When all he really needed to do was 'select count(*)' which would have returned the count for him.
Admin
CAPTCHA: distineo
sp_executesql('SELECT DISTINEO ' & columns & from & join & where & group & having & order)
Admin
SQL Injection tops the Homeland Security list of website problems:
http://www.nytimes.com/2011/06/28/technology/28secure.html?_r=1
Admin
He could have inserted his records into a DataGridView then retrieved the RowCount property... :)
Admin
I think the point was that it is perfectly possible to write NON-SQL-injectable code via string concatenation, assuming you use an appropriate escaping function. No one stated that it is OK to write injectable code, but have fun with your strawman.
For instance if you are using conacenation to build a SQL statement in PL/PGSQL, you would use quote_literal or quite_ident as appropriate. This code is not vulnerable to injection.

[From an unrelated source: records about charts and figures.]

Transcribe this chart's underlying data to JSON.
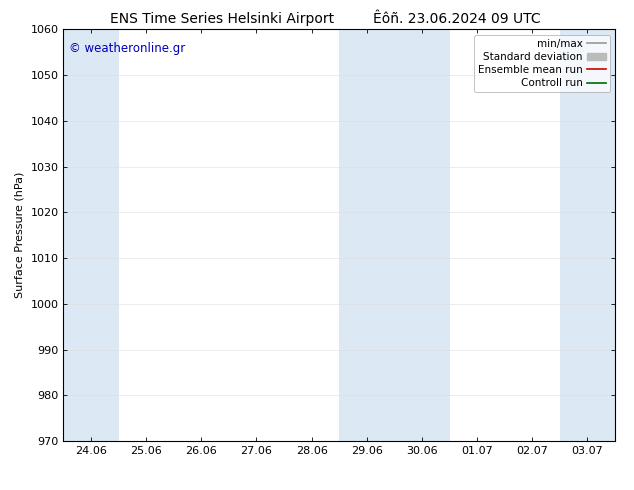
{
  "title1": "ENS Time Series Helsinki Airport",
  "title2": "Êôñ. 23.06.2024 09 UTC",
  "ylabel": "Surface Pressure (hPa)",
  "ylim": [
    970,
    1060
  ],
  "yticks": [
    970,
    980,
    990,
    1000,
    1010,
    1020,
    1030,
    1040,
    1050,
    1060
  ],
  "xtick_labels": [
    "24.06",
    "25.06",
    "26.06",
    "27.06",
    "28.06",
    "29.06",
    "30.06",
    "01.07",
    "02.07",
    "03.07"
  ],
  "xtick_positions": [
    0,
    1,
    2,
    3,
    4,
    5,
    6,
    7,
    8,
    9
  ],
  "xlim": [
    -0.5,
    9.5
  ],
  "bg_color": "#ffffff",
  "plot_bg_color": "#ffffff",
  "shaded_color": "#dce9f5",
  "shaded_bands": [
    {
      "x_start": -0.5,
      "x_end": 0.5
    },
    {
      "x_start": 4.5,
      "x_end": 6.5
    },
    {
      "x_start": 8.5,
      "x_end": 9.5
    }
  ],
  "legend_items": [
    {
      "label": "min/max",
      "color": "#999999",
      "lw": 1.2
    },
    {
      "label": "Standard deviation",
      "color": "#bbbbbb",
      "lw": 5
    },
    {
      "label": "Ensemble mean run",
      "color": "#cc0000",
      "lw": 1.2
    },
    {
      "label": "Controll run",
      "color": "#006600",
      "lw": 1.2
    }
  ],
  "watermark": "© weatheronline.gr",
  "watermark_color": "#0000bb",
  "grid_color": "#dddddd",
  "axis_color": "#000000",
  "tick_color": "#000000",
  "title_fontsize": 10,
  "axis_label_fontsize": 8,
  "tick_fontsize": 8,
  "legend_fontsize": 7.5,
  "watermark_fontsize": 8.5
}
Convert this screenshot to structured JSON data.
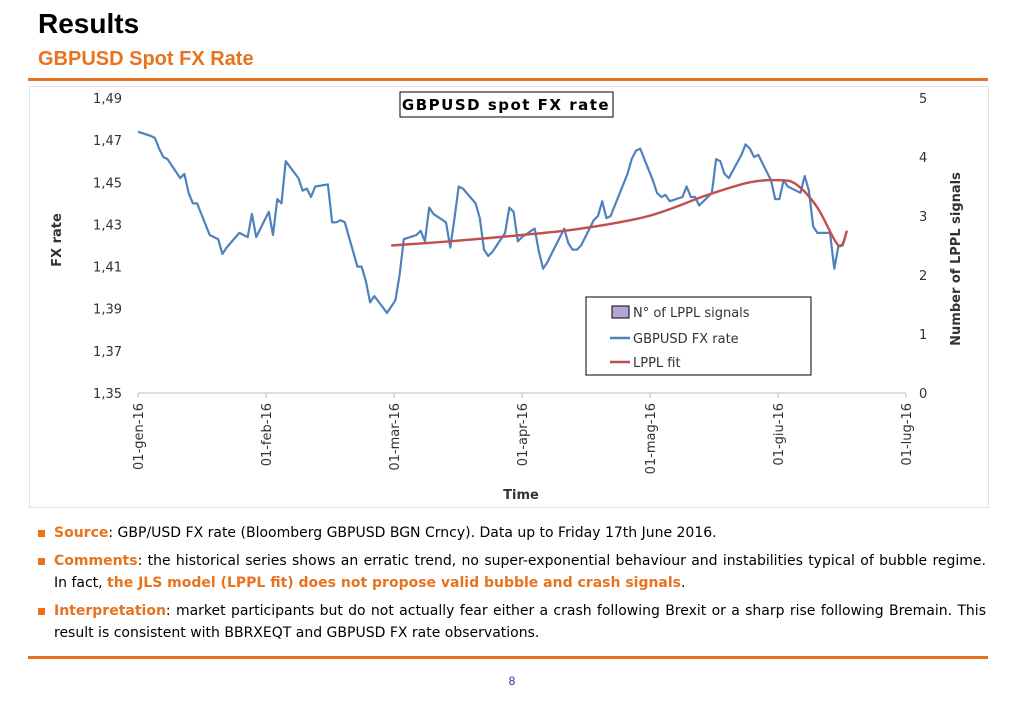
{
  "slide": {
    "title": "Results",
    "subtitle": "GBPUSD Spot FX Rate",
    "page_number": "8",
    "accent_color": "#e8731e"
  },
  "bullets": [
    {
      "lead": "Source",
      "text": ": GBP/USD FX rate (Bloomberg GBPUSD BGN Crncy). Data up to Friday 17th June 2016.",
      "highlight": "",
      "tail": ""
    },
    {
      "lead": "Comments",
      "text": ": the historical series shows an erratic trend, no super-exponential behaviour and instabilities typical of bubble regime. In fact, ",
      "highlight": "the JLS model (LPPL fit) does not propose valid bubble and crash signals",
      "tail": "."
    },
    {
      "lead": "Interpretation",
      "text": ": market participants but do not actually fear either a crash following Brexit or a sharp rise following Bremain. This result is consistent with BBRXEQT and GBPUSD FX rate observations.",
      "highlight": "",
      "tail": ""
    }
  ],
  "chart_data": {
    "type": "line",
    "title": "GBPUSD spot FX rate",
    "xlabel": "Time",
    "ylabel": "FX rate",
    "y2label": "Number of LPPL signals",
    "x_ticks": [
      "01-gen-16",
      "01-feb-16",
      "01-mar-16",
      "01-apr-16",
      "01-mag-16",
      "01-giu-16",
      "01-lug-16"
    ],
    "x_range_days": [
      0,
      182
    ],
    "ylim": [
      1.35,
      1.49
    ],
    "y_ticks": [
      "1,35",
      "1,37",
      "1,39",
      "1,41",
      "1,43",
      "1,45",
      "1,47",
      "1,49"
    ],
    "y2lim": [
      0,
      5
    ],
    "y2_ticks": [
      "0",
      "1",
      "2",
      "3",
      "4",
      "5"
    ],
    "grid": false,
    "legend_position": "bottom-right",
    "legend": [
      "N° of LPPL signals",
      "GBPUSD FX rate",
      "LPPL fit"
    ],
    "colors": {
      "fx": "#4f81bd",
      "fit": "#c0504d",
      "signals": "#8064a2"
    },
    "series": [
      {
        "name": "GBPUSD FX rate",
        "x": [
          "2016-01-01",
          "2016-01-04",
          "2016-01-05",
          "2016-01-06",
          "2016-01-07",
          "2016-01-08",
          "2016-01-11",
          "2016-01-12",
          "2016-01-13",
          "2016-01-14",
          "2016-01-15",
          "2016-01-18",
          "2016-01-19",
          "2016-01-20",
          "2016-01-21",
          "2016-01-22",
          "2016-01-25",
          "2016-01-26",
          "2016-01-27",
          "2016-01-28",
          "2016-01-29",
          "2016-02-01",
          "2016-02-02",
          "2016-02-03",
          "2016-02-04",
          "2016-02-05",
          "2016-02-08",
          "2016-02-09",
          "2016-02-10",
          "2016-02-11",
          "2016-02-12",
          "2016-02-15",
          "2016-02-16",
          "2016-02-17",
          "2016-02-18",
          "2016-02-19",
          "2016-02-22",
          "2016-02-23",
          "2016-02-24",
          "2016-02-25",
          "2016-02-26",
          "2016-02-29",
          "2016-03-01",
          "2016-03-02",
          "2016-03-03",
          "2016-03-04",
          "2016-03-07",
          "2016-03-08",
          "2016-03-09",
          "2016-03-10",
          "2016-03-11",
          "2016-03-14",
          "2016-03-15",
          "2016-03-16",
          "2016-03-17",
          "2016-03-18",
          "2016-03-21",
          "2016-03-22",
          "2016-03-23",
          "2016-03-24",
          "2016-03-25",
          "2016-03-28",
          "2016-03-29",
          "2016-03-30",
          "2016-03-31",
          "2016-04-01",
          "2016-04-04",
          "2016-04-05",
          "2016-04-06",
          "2016-04-07",
          "2016-04-08",
          "2016-04-11",
          "2016-04-12",
          "2016-04-13",
          "2016-04-14",
          "2016-04-15",
          "2016-04-18",
          "2016-04-19",
          "2016-04-20",
          "2016-04-21",
          "2016-04-22",
          "2016-04-25",
          "2016-04-26",
          "2016-04-27",
          "2016-04-28",
          "2016-04-29",
          "2016-05-02",
          "2016-05-03",
          "2016-05-04",
          "2016-05-05",
          "2016-05-06",
          "2016-05-09",
          "2016-05-10",
          "2016-05-11",
          "2016-05-12",
          "2016-05-13",
          "2016-05-16",
          "2016-05-17",
          "2016-05-18",
          "2016-05-19",
          "2016-05-20",
          "2016-05-23",
          "2016-05-24",
          "2016-05-25",
          "2016-05-26",
          "2016-05-27",
          "2016-05-30",
          "2016-05-31",
          "2016-06-01",
          "2016-06-02",
          "2016-06-03",
          "2016-06-06",
          "2016-06-07",
          "2016-06-08",
          "2016-06-09",
          "2016-06-10",
          "2016-06-13",
          "2016-06-14",
          "2016-06-15",
          "2016-06-16",
          "2016-06-17"
        ],
        "values": [
          1.474,
          1.472,
          1.471,
          1.466,
          1.462,
          1.461,
          1.452,
          1.454,
          1.445,
          1.44,
          1.44,
          1.425,
          1.424,
          1.423,
          1.416,
          1.419,
          1.426,
          1.425,
          1.424,
          1.435,
          1.424,
          1.436,
          1.425,
          1.442,
          1.44,
          1.46,
          1.452,
          1.446,
          1.447,
          1.443,
          1.448,
          1.449,
          1.431,
          1.431,
          1.432,
          1.431,
          1.41,
          1.41,
          1.403,
          1.393,
          1.396,
          1.388,
          1.391,
          1.394,
          1.406,
          1.423,
          1.425,
          1.427,
          1.422,
          1.438,
          1.435,
          1.431,
          1.419,
          1.433,
          1.448,
          1.447,
          1.44,
          1.433,
          1.418,
          1.415,
          1.417,
          1.426,
          1.438,
          1.436,
          1.422,
          1.424,
          1.428,
          1.417,
          1.409,
          1.412,
          1.416,
          1.428,
          1.421,
          1.418,
          1.418,
          1.42,
          1.432,
          1.434,
          1.441,
          1.433,
          1.434,
          1.449,
          1.454,
          1.461,
          1.465,
          1.466,
          1.451,
          1.445,
          1.443,
          1.444,
          1.441,
          1.443,
          1.448,
          1.443,
          1.443,
          1.439,
          1.445,
          1.461,
          1.46,
          1.454,
          1.452,
          1.463,
          1.468,
          1.466,
          1.462,
          1.463,
          1.451,
          1.442,
          1.442,
          1.451,
          1.448,
          1.445,
          1.453,
          1.446,
          1.429,
          1.426,
          1.426,
          1.409,
          1.42,
          1.42,
          1.427
        ],
        "legend": "GBPUSD FX rate"
      },
      {
        "name": "LPPL fit",
        "x": [
          "2016-03-01",
          "2016-03-15",
          "2016-04-01",
          "2016-04-15",
          "2016-05-01",
          "2016-05-15",
          "2016-05-25",
          "2016-06-01",
          "2016-06-05",
          "2016-06-10",
          "2016-06-15",
          "2016-06-17"
        ],
        "values": [
          1.42,
          1.422,
          1.425,
          1.428,
          1.434,
          1.444,
          1.45,
          1.451,
          1.449,
          1.438,
          1.42,
          1.427
        ]
      }
    ],
    "lppl_signals": []
  }
}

If you were doing the same thing in PHP (for postgres), you would use pg_escape_string. There are genuine occasions where you might want to do this. An example might be where the database is remote from the client and the latency between the two is very high (dwarfing query execution time), preparing the query can actually slow things down because of the initial round trip to the DB doing the prepare added to the round trip time of the query when executed. When you write apps in the third-world with third-world infrastructure, reality sometimes gets in the way of your convenient "*NEVER".
Admin
BUT if you are using database connection pooling, you should not be constructing your connection string on the fly. Connection pooling depends on recognising that a new connection matches an existing one, ie has a functionally identical connection string.